Wednesday, July 20, 2011
13. And so it begins.
I have heard people say things like I don't know what happened he was such a sweet little boy or one day she was my little girl and the next day she was my enemy. I was hoping to avoid such a drastic change. I was hoping for a smooth transition from childhood to adulthood. I was hoping for peace. I was delusional.
I have noticed little at a time over the last month or so an attitude creeping in. An attitude that says "You just don't get it" "You don't understand" "Nothing ever goes my way" "Why should I have to do that" "Why can't I just do what I want" Teenage angst.

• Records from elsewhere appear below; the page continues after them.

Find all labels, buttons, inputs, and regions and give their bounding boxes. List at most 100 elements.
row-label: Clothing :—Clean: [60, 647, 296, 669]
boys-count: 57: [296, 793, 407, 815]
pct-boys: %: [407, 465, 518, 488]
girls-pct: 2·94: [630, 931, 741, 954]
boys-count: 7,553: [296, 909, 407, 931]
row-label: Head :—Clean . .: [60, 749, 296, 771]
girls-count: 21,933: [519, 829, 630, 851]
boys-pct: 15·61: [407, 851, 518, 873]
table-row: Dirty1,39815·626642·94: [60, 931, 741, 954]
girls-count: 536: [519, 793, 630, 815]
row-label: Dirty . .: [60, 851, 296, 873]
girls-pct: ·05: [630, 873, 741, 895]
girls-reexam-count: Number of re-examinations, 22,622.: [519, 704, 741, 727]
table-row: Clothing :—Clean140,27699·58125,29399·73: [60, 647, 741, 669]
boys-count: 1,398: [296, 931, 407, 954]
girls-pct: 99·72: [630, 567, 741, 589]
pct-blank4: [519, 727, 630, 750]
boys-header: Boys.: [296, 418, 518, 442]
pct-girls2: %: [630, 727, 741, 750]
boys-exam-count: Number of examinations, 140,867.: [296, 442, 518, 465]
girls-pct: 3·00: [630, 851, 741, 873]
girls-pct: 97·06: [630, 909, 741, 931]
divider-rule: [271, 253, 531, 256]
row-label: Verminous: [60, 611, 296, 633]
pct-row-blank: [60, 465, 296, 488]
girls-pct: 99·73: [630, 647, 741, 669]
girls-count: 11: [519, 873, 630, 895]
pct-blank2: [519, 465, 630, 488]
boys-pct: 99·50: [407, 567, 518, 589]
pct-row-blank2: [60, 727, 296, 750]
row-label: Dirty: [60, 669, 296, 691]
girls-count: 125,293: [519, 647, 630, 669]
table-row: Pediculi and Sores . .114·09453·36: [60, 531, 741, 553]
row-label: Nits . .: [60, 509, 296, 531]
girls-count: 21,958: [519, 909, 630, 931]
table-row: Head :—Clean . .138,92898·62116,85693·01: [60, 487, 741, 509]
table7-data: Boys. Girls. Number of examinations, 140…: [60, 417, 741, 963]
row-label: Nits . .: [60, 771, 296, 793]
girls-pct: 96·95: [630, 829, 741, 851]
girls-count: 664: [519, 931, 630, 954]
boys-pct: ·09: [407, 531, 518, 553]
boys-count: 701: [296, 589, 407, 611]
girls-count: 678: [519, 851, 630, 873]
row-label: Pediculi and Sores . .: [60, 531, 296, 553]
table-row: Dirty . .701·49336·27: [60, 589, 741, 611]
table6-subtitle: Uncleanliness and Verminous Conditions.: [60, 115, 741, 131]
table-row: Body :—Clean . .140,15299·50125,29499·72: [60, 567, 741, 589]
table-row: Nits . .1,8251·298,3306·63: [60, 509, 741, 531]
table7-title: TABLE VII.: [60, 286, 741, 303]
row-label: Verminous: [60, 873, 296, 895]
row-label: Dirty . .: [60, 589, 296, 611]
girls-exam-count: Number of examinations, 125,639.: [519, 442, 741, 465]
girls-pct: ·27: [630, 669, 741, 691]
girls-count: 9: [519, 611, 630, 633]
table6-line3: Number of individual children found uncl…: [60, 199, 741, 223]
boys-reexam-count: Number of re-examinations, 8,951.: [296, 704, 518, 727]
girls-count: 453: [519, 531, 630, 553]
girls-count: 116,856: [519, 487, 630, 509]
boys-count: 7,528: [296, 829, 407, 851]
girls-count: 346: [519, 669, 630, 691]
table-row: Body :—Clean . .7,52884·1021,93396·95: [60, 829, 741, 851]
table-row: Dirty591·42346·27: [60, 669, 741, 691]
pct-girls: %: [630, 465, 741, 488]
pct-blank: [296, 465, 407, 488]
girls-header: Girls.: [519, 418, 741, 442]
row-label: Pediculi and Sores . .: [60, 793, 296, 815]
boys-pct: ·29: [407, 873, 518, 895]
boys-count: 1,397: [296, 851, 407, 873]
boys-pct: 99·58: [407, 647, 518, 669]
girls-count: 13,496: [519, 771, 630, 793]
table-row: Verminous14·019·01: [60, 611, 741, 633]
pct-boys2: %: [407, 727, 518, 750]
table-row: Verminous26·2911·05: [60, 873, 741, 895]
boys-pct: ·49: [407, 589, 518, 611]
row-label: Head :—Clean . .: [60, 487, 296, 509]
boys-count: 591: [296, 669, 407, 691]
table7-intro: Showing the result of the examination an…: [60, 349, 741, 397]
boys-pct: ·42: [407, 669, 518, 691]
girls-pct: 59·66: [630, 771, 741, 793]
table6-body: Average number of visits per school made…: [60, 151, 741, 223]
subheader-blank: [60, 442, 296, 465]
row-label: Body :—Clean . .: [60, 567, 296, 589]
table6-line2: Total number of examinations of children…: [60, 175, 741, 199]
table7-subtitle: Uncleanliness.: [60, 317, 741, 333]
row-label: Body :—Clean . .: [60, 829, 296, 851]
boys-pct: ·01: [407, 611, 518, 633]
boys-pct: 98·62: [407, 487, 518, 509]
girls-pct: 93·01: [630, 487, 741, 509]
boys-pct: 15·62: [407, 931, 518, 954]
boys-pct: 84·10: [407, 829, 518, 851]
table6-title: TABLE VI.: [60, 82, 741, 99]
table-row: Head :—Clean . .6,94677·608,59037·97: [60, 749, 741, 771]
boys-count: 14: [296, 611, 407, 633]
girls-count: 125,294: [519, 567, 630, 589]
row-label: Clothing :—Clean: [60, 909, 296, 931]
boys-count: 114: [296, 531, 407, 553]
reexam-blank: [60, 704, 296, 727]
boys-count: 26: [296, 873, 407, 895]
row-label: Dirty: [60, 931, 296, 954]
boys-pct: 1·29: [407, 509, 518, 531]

Right now he wants to dye his hair Fire Engine Red. Do I care? I am not sure. They aren't supposed to have distracting hair styles or colors at school which is only a month away. If we do it now it will still be there come school time. Does bright red hair equal distracting hair? I have seen other kids with it. I am thinking he needs to pay for it himself. If he earns the money to do it am I okay with it? I don't know. Fire Engine Red seriously?
It is always something. The games he plays, the movies he watches, the friends he has, the work ethic he lacks. Always something to argue over. Our common ground is shrinking every day as he pushes for independence.
Man it is a good thing nobody ever said parenting was easy cause if they did they would be lying.